Duyuru

Daralt
Henüz duyuru yok.

Rûm Sûresi, 35. Ayet

Daralt
X
 
  • Filtre
  • Zaman
  • Göster
Tümünü Temizle
Yeni Mesajlar

  • Rûm Sûresi, 35. Ayet

    اَمْ اَنْزَلْنَا عَلَيْهِمْ سُلْطَاناً فَهُوَ يَتَكَلَّمُ بِمَا كَانُوا بِه۪ يُشْرِكُونَ​

  • #2
    Em enzelnâ ‘aleyhim sultânen fehuve yetekellemu bimâ kânû bihi yuşrikûn(e)

    Yorum


    • #3
      ''Yoksa onlara bir kanıt indirmişiz de o mu şirk koşmalarını söylüyor?"

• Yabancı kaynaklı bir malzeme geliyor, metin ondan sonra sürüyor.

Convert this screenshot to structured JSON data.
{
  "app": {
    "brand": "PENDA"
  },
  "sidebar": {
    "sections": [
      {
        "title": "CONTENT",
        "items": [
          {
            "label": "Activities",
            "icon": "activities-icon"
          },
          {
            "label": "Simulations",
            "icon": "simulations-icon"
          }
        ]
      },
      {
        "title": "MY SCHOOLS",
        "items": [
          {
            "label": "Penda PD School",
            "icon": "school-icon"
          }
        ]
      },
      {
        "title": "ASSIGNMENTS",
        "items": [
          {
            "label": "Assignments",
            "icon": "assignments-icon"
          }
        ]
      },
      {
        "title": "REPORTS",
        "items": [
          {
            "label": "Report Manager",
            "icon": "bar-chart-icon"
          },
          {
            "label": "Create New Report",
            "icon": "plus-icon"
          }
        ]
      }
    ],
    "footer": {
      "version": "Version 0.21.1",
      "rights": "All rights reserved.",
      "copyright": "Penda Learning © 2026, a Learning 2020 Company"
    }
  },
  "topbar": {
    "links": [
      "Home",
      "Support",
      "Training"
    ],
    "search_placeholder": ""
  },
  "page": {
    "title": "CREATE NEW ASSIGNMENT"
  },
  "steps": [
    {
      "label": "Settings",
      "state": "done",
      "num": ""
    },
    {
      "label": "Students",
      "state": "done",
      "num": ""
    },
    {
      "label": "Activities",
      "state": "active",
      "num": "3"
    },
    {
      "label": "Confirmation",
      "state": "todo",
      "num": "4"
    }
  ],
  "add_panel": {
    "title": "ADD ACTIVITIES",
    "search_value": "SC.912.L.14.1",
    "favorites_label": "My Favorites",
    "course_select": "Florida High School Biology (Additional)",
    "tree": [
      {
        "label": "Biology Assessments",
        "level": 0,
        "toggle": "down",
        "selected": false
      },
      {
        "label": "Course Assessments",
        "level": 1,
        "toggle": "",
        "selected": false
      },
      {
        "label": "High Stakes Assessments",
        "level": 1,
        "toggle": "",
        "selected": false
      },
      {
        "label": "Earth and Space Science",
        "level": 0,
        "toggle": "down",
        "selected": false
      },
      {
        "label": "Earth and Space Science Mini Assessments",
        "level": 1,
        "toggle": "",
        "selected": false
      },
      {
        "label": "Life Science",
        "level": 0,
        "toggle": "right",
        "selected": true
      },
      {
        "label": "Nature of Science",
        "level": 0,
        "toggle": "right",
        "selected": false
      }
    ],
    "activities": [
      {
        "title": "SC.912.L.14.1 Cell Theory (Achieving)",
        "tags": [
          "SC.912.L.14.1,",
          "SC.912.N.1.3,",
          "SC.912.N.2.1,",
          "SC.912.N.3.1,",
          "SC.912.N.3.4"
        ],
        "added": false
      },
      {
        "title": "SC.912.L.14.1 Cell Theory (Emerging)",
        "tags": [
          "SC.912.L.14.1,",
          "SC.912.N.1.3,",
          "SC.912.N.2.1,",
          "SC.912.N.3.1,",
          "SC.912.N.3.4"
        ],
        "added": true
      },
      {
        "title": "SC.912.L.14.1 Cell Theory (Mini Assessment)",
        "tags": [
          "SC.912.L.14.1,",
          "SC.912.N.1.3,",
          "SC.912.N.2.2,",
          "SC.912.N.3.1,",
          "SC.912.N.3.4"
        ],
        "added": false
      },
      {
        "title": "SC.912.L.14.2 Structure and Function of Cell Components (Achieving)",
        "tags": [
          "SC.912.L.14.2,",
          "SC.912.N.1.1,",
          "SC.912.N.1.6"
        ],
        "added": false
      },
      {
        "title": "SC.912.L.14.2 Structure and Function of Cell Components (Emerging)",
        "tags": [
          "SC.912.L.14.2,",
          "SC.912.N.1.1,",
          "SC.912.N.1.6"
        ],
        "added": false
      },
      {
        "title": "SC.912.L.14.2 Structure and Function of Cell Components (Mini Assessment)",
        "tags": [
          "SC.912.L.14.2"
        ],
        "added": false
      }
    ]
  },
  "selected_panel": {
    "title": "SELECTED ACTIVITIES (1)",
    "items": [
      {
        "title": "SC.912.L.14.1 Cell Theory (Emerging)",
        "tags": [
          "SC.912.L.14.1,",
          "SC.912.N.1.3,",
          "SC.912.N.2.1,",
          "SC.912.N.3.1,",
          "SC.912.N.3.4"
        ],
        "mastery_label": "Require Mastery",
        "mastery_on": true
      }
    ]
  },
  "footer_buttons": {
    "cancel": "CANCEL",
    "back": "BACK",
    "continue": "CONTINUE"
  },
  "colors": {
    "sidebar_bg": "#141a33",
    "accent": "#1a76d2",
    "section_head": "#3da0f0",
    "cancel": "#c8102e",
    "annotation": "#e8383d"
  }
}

      Yoksa onlara bir kanıt indirmişiz de o mu şirk koşmalarını söylüyor? Bazıları şöyle demiştir: Yoksa indirdik mi? Yani evet indirmişiz. Onlara bir kanıt. Yani kesin delil. O, şirk koştuklarını söylüyor. Yani benimsedikleri inancın tevhit değil, şirk olduğunu onlara açıklıyor ve bildiriyor. Çünkü onlar kendilerinin tevhit ehli olduklarını ve taptıkları putlara sadece kendilerini Allaha yaklaştırsınlar diye ve bunların Allah katında kendilerine şefaatçi olmaları için taptıklarını ileri sürüyorlardı. Buna göre Cenâb-ı Hak şöyle buyurmaktadır: Bilakis onlara, söz konusu inançlarının tevhit değil şirk olduğuna dair bir kanıt indirdik. Ya onlara bir kanıt mı indirdik? Onların şirk koştukları durumu emretsin veya bunun mübah olduğunu bildirsin diye. Tıpkı şu ilâhı beyanda belirtildiği gibi: İnsan arzu ettiği her şeye sahip olabilir mi ki? Buna göre yoksa onlara bir kanıt mı indirdik. mealindeki ilâhı beyan şu mânadadır: Yani onlara şirke dair bir kanıt indirmedik, dolayısıyla içinde bulundukları şirk koşma inancım kendilerine emreden bir kanıt yoktur. Onlar ise şirkin Allah’ın emri olduğunu iddia ediyorlardı. Tıpkı şu İlahî beyanda belirtildiği gibi: “Allah da bize bunu emretti” ilâhı beyanında bildirildiği gibi. Dolayısıyla bu beyanda kâfirlere karşı iki delil söz konusudur. Bunlardan biri şudur: Belirttiğimiz gibi onlar, bunun Allah’ın emri olduğunu iddia ediyorlardı. Cenâb-ı Hak. kendilerine bunu emrettiğine dair sözlerinde onların yalancı olduklarını bildirmektedir. Bilakis O, onlara bunu emretmemiş ve bunun mübah olduğuna dair bir delil veya kitap indirmemiştir. ikinci delil şudur: Cenâb-ı Hak putlara tapmalarına dair onların akılsızlıklarını hatırlatmaktadır. Çünkü onlar putlara tapıyorlardı ve bunları ilâh olarak niteliyorlardı. Halbuki onların bu konuda istedikleri bir kanıt da yoktu. Ayrıca onlar, nübüvvetine ve tehdit ettiği azaba dair olarak peygamberden, kendilerine üstün gelecek ve iman etmeye mecbur bırakacak mûcizeler istiyorlardı. Bu durum onun peygamber olduğunu bildiren mûcizeyi onlara verdikten sonradır. Kulluk yapmak, kendisine kulluk edilen varlık için nübüvvetten daha büyüktür. Dolayısıyla sizler, Allah’ın dışındaki varlıklara tapmanın mübah olduğuna dair kendiniz için delil ve üstün kılan bir delil aramadığınıza göre nasıl olur da peygamberden nübüvvetin ispatı için üstün kılan mûcize talep edersiniz?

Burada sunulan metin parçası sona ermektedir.